We would all at times like to predict the future, particularly regarding our health.  The advent of genetic testing suggests we are on the verge of doing just that by unlocking the secrets of our chromosomes.  The Human Genome Project is unwinding the double helix of our DNA and identifying new genes at the rate of one a day.  There are an estimated hundreds of thousands of genes, though, so the project has a ways to go.  But with each report of a new gene identified that affects a certain disease, anticipation mounts.  The Apolipoprotein E4 gene has been identified and linked strongly to Alzheimer’s disease.  Is this a breakthrough to be embraced?  Like much of modern science this new discovery creates many  questions regarding how to use the information with wisdom, compassion and effectiveness.

In the November 22/29, 1996 issue of the Journal of the American Medical Association there is a consensus statement by the American College of Medical Genetics and the American Society of Human Genetics Working Group on ApoE and Alzheimer’s Disease.  They state, “There is general consensus that APOE4  is strongly associated with Alzheimer’s Disease (AD) and that when present may represent an important risk factor for the disease.  However, at the present time it is NOT recommended for use in routine clinical diagnosis nor should it be used for predictive testing.”  Have information and not use it?  Why would they say such a thing?  Consider the following:

1.       Up to 65% of individuals with Alzheimer’s Disease have the APOE4 gene.  But that means 35% or more of those with AD will not have the gene.  So a negative test does not give complete reassurance that you will not have AD.

2.       Twenty-four to 31% of people without AD may have a positive test for the APOE4 gene.  So a positive test does not absolutely mean you will have AD.

3.       The test cannot tell when you would develop AD, at age 55? 75? 95? If at all.

4.       With no effective preventive treatment, there is no therapeutic reason for screening for the gene.

5.       Health insurance companies may not want to offer health insurance to people with the APOE4 gene to minimize their risk.  Employers may not want to hire people with the gene.
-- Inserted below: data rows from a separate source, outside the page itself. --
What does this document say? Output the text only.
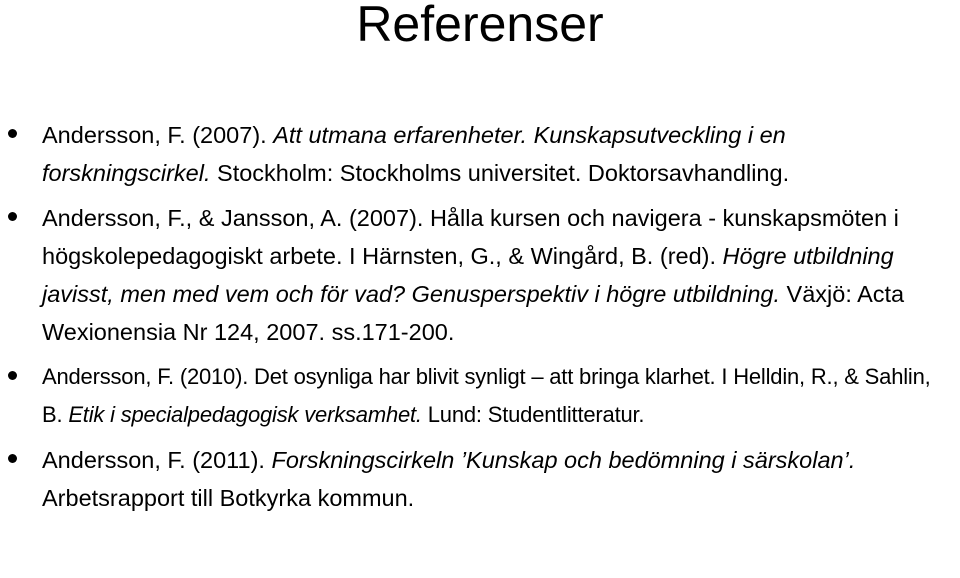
Referenser
Andersson, F. (2007). Att utmana erfarenheter. Kunskapsutveckling i en forskningscirkel. Stockholm: Stockholms universitet. Doktorsavhandling.
Andersson, F., & Jansson, A. (2007). Hålla kursen och navigera - kunskapsmöten i högskolepedagogiskt arbete. I Härnsten, G., & Wingård, B. (red). Högre utbildning javisst, men med vem och för vad? Genusperspektiv i högre utbildning. Växjö: Acta Wexionensia Nr 124, 2007. ss.171-200.
Andersson, F. (2010). Det osynliga har blivit synligt – att bringa klarhet. I Helldin, R., & Sahlin, B. Etik i specialpedagogisk verksamhet. Lund: Studentlitteratur.
Andersson, F. (2011). Forskningscirkeln ’Kunskap och bedömning i särskolan’. Arbetsrapport till Botkyrka kommun.
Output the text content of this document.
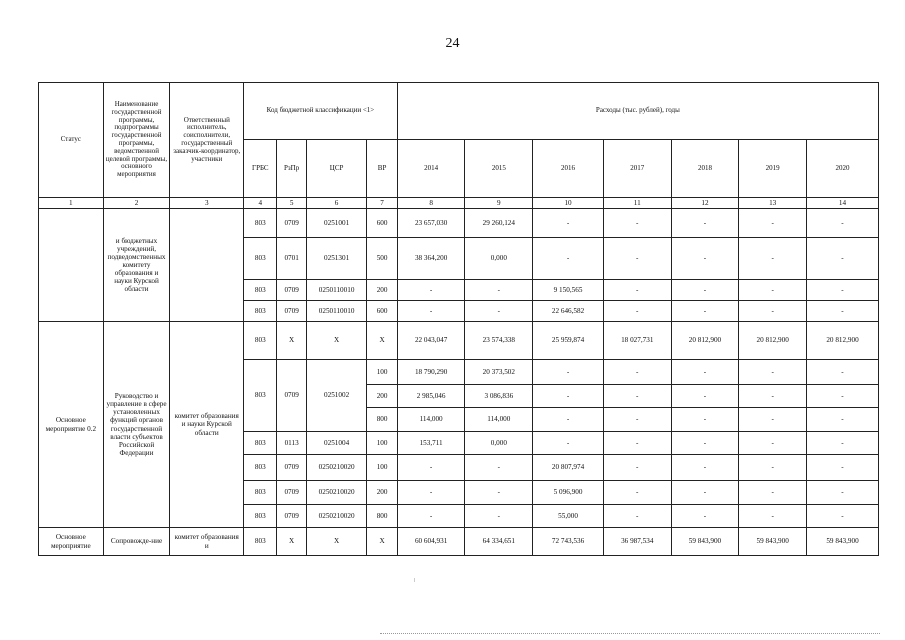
24
Статус	Наименование государственной программы, подпрограммы государственной программы, ведомственной целевой программы, основного мероприятия	Ответственный исполнитель, соисполнители, государственный заказчик-координатор, участники	Код бюджетной классификации <1>				Расходы (тыс. рублей), годы						
			ГРБС	РзПр	ЦСР	ВР	2014	2015	2016	2017	2018	2019	2020
1	2	3	4	5	6	7	8	9	10	11	12	13	14
	и бюджетных учреждений, подведомственных комитету образования и науки Курской области		803	0709	0251001	600	23 657,030	29 260,124	-	-	-	-	-
			803	0701	0251301	500	38 364,200	0,000	-	-	-	-	-
			803	0709	0250110010	200	-	-	9 150,565	-	-	-	-
			803	0709	0250110010	600	-	-	22 646,582	-	-	-	-
Основное мероприятие 0.2	Руководство и управление в сфере установленных функций органов государственной власти субъектов Российской Федерации	комитет образования и науки Курской области	803	Х	Х	Х	22 043,047	23 574,338	25 959,874	18 027,731	20 812,900	20 812,900	20 812,900
			803	0709	0251002	100	18 790,290	20 373,502	-	-	-	-	-
						200	2 985,046	3 086,836	-	-	-	-	-
						800	114,000	114,000	-	-	-	-	-
			803	0113	0251004	100	153,711	0,000	-	-	-	-	-
			803	0709	0250210020	100	-	-	20 807,974	-	-	-	-
			803	0709	0250210020	200	-	-	5 096,900	-	-	-	-
			803	0709	0250210020	800	-	-	55,000	-	-	-	-
Основное мероприятие	Сопровожде-ние	комитет образования и	803	Х	Х	Х	60 604,931	64 334,651	72 743,536	36 987,534	59 843,900	59 843,900	59 843,900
At present the places doing the test are participating in further research to see how this information might be more useful.  For further information or for those willing to participate in the effort to learn more about this disease, some helpful contacts include:  The Foundation for Blood Research in Portland, ME (207-883-4131), the Alzheimer’s Association (800-272-3900), the University of Pennsylvania Medical Center (J. Kant 215-662-6550), and the University of Washington School of Medicine (G. Schellenberg 206-543-2340).

The concept of genetic testing is tantalizing, but the present reality is still quite limited.